Peptide synthesis and antigen preparation

KLH

BSA

OVA

Hemocyanin is a free blue respiratory pigment found in the hemolymph of certain mollusks and arthropods (spiders and beetles). Hemocyanin contains two copper ions directly connected to the polypeptide chain, similar to iron-containing hemoglobin, it is easy to bind to oxygen, but also easy to dissociate with oxygen, is known to be the only reversible binding with oxygen copper protein, oxidation is blue green, reduction is white. Its molecular weight is 450,000 ~ 130,000. Because KLH has a higher immunogenicity than BSA, it is the most commonly selected carrier protein

Bovine serum albumin (BSA) is a plasma protein derived from cattle with a molecular weight of 7×104Da (containing 59 Lys), which is among the most stable and soluble albumin. About 30-35 major amino groups are available for conjugation with linkers, making BSA a popular carrier protein for weak antigenic compounds. Because BSA is smaller than KLH, it is more soluble in water than KLH.

Ovalbumin (OVA) is the most abundant protein in egg white, with a molecular weight of 4.5×104Da. It is often used as a second carrier protein to confirm that the antibody is a specific peptide and not a carrier protein, such as bovine serum albumin.

Mixed anhydride method

Carbodiimide

Mixed anhydride method, also known as isobutyl chloroformate method. The carboxyl group on hapten reacts with isobutyl chloroformate in the presence of n-butylamine to form an intermediate of mixed acid anhydride, and reacts with amino group of protein to form hapten-protein conjugate.

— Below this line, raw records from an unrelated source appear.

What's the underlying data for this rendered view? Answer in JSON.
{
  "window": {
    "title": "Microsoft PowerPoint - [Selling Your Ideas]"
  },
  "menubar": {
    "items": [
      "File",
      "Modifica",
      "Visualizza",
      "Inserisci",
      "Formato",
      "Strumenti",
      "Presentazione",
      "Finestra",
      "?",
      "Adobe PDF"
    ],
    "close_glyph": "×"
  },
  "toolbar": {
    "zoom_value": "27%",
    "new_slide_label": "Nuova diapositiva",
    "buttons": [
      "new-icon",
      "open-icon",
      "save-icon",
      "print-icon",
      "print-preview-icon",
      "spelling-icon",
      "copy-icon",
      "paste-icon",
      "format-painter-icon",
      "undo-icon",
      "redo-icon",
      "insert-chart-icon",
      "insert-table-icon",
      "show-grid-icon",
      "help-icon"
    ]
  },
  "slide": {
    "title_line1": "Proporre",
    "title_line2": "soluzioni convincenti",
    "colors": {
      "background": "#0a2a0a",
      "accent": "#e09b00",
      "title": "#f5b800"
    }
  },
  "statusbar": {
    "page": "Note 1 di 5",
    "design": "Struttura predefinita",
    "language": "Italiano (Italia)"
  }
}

Carbodiimide (EDC) dehydrates the carboxyl group and the amino group to form an amide bond. The carboxyl group on the hapten reacts with the EDC to form an intermediate, and then reacts with the amino group on the protein to form the hapten-protein conjugate. EDC is known as one of the zero-length crosslinkers because it does not form arm molecules as a medium for the formation of amide bonds. This method of connection is very simple, just the carrier protein and antigen mixed in a certain proportion of the appropriate solution, then add water-soluble carbonized diimide, stir 1-2h, room temperature 24h, and then dialysis can be. If the hapten molecule does not contain carboxyl groups, carboxyl groups can be introduced through certain chemical reactions. After the introduction of carboxyl groups, the coupling can also be performed by the above method.

Glutaraldehyde process

Diazotization

The two aldehyde groups of the bifunctional agent glutaraldehyde form schiff bonds (-N=C <) with the hapten and the amino group on the protein, respectively, introducing a five-carbon bridge between the hapten and the protein. This reaction condition is mild, can be carried out in 4-40℃ and pH6.0-8.0, the operation is also simple, so it is widely used. Glutaraldehyde is affected by light, temperature and alkalinity, and may self-polymerize, weakening its cross-linking effect, so it is best to use fresh glutaraldehyde.

The active group is the hapten of the aromatic amine group, which reacts with NaNO2 and HCl to obtain a diazo salt, which can be directly attached to the ortho-site of the carboxyl group of the protein tyrosine to form an azo compound.

Succinic anhydride method

Carbonyl diimidazole method

The hapten hydroxyl group reacts with succinic anhydride in anhydrous pyridine to obtain a half-succinate (an intermediate with carboxylic group), which is then combined with a protein amino group by carbodiimide or mixed anhydride method, and a succinate group is inserted between the hapten and the protein carrier.

N, N-carbonyl diimidazole is a highly active reagent for the introduction of carbonyl groups and was first shown to be an excellent amide bonding reagent in peptide synthesis. The carboxyl-containing molecule reacts with the carbonyl diimidazole to form an intermediate imidazole formate, which can react with N-nucleophiles to obtain n-alkylated formate bonds. Generally, proteins form uncharged urane-like derivatives through the n-terminal (α-amino) and lysine side chain (e-amino) and molecules, which have excellent chemical stability.